From automakers to smart system suppliers and tech companies, they are all competing in AI, which in turn forces automakers to continuously expand application boundaries, making smart cars "smarter."
Part 3
Automakers vs. Large Model Suppliers: Allies or Competitors?
Voice assistants initially primarily played the role of "conversational tools" but later evolved to possess logical thinking and general task processing capabilities, becoming "little assistants." However, this still fails to truly satisfy the diverse and personalized needs of humans.
Large models can achieve better generalization performance at a lower cost, adapting to different customers and environments.
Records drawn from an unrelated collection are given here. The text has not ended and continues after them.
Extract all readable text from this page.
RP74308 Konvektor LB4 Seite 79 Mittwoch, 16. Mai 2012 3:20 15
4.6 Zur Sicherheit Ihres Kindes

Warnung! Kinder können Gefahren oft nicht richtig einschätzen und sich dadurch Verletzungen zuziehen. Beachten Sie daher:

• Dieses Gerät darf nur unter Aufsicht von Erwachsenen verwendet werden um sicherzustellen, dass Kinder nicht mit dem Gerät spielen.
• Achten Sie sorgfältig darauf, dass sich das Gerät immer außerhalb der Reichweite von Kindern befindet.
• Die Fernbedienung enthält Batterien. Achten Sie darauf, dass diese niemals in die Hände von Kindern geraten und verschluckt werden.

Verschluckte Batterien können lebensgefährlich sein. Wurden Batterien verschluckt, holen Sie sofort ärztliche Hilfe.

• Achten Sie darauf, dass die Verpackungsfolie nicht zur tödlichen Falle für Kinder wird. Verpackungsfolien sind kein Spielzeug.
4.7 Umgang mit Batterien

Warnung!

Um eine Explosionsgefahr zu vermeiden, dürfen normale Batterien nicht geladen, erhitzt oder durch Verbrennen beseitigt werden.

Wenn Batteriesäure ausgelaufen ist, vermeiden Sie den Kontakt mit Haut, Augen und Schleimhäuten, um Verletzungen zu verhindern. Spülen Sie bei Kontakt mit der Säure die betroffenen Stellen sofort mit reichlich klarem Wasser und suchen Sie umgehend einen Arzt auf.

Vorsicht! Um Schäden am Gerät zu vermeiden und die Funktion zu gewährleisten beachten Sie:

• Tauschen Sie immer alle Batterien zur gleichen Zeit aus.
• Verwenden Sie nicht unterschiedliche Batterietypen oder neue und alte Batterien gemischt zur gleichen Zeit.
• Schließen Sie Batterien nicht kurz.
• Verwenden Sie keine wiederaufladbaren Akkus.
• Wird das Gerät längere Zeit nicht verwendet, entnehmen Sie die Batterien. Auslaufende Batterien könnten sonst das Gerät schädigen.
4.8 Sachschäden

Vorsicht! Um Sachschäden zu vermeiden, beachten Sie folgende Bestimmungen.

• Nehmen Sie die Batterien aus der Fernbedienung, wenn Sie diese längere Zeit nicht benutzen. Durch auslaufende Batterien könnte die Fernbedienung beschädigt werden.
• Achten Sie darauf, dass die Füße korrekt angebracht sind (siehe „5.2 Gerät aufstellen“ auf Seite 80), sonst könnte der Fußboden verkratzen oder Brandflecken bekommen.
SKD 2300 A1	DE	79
They can also help automakers achieve efficiency in data collection, processing, model training, etc., quickly responding to market demands and shortening product development cycles.
After utilizing large models, automakers will possess differentiated competitiveness, which is one of the reasons why new forces are eager to enter the AI large model field.
In comparison to advanced foreign large models, despite rapid strides in data annotation, computing power development, and model architecture, domestic large models still trail behind. Li Yanhong has previously emphasized, "Creating such a colossal language model isn't achievable within a few months of intense effort; it's the culmination of Baidu's over a decade of substantial R&D investments and gradual buildup."
The potential applications of AI large models in the automotive industry are vast, yet constructing the necessary computing power demands significant capital investment. Automakers must weigh various factors when deciding between in-house development and collaboration, including technical prowess, resource allocation, capital commitment, market demand, and competitive pressures.
For emerging players, the large language models from Baidu, Huawei, and iFLYTEK, leveraging technologies such as natural language processing, speech recognition, visual recognition, and multimodal fusion, have significantly enhanced the personalized services and user interaction experience within smart cockpits, fostering more intuitive and efficient intelligent interactions.
However, from a market ecology standpoint, the exploration of AI large model deployment and commercialization is ongoing. In the future, automakers and large model providers will not remain purely competitive entities; their collaboration will deepen, perhaps jointly exploring and innovating application scenarios.
Yu Chengdong previously tweeted, "The era of universal intelligent driving has arrived!" For automotive newcomers midway through the race, intelligent driving is a domain where they must invest heavily in technology R&D and marketing strategies. They are acutely aware that to seize market share from traditional automakers, they must differentiate themselves, and AI large models represent one such avenue.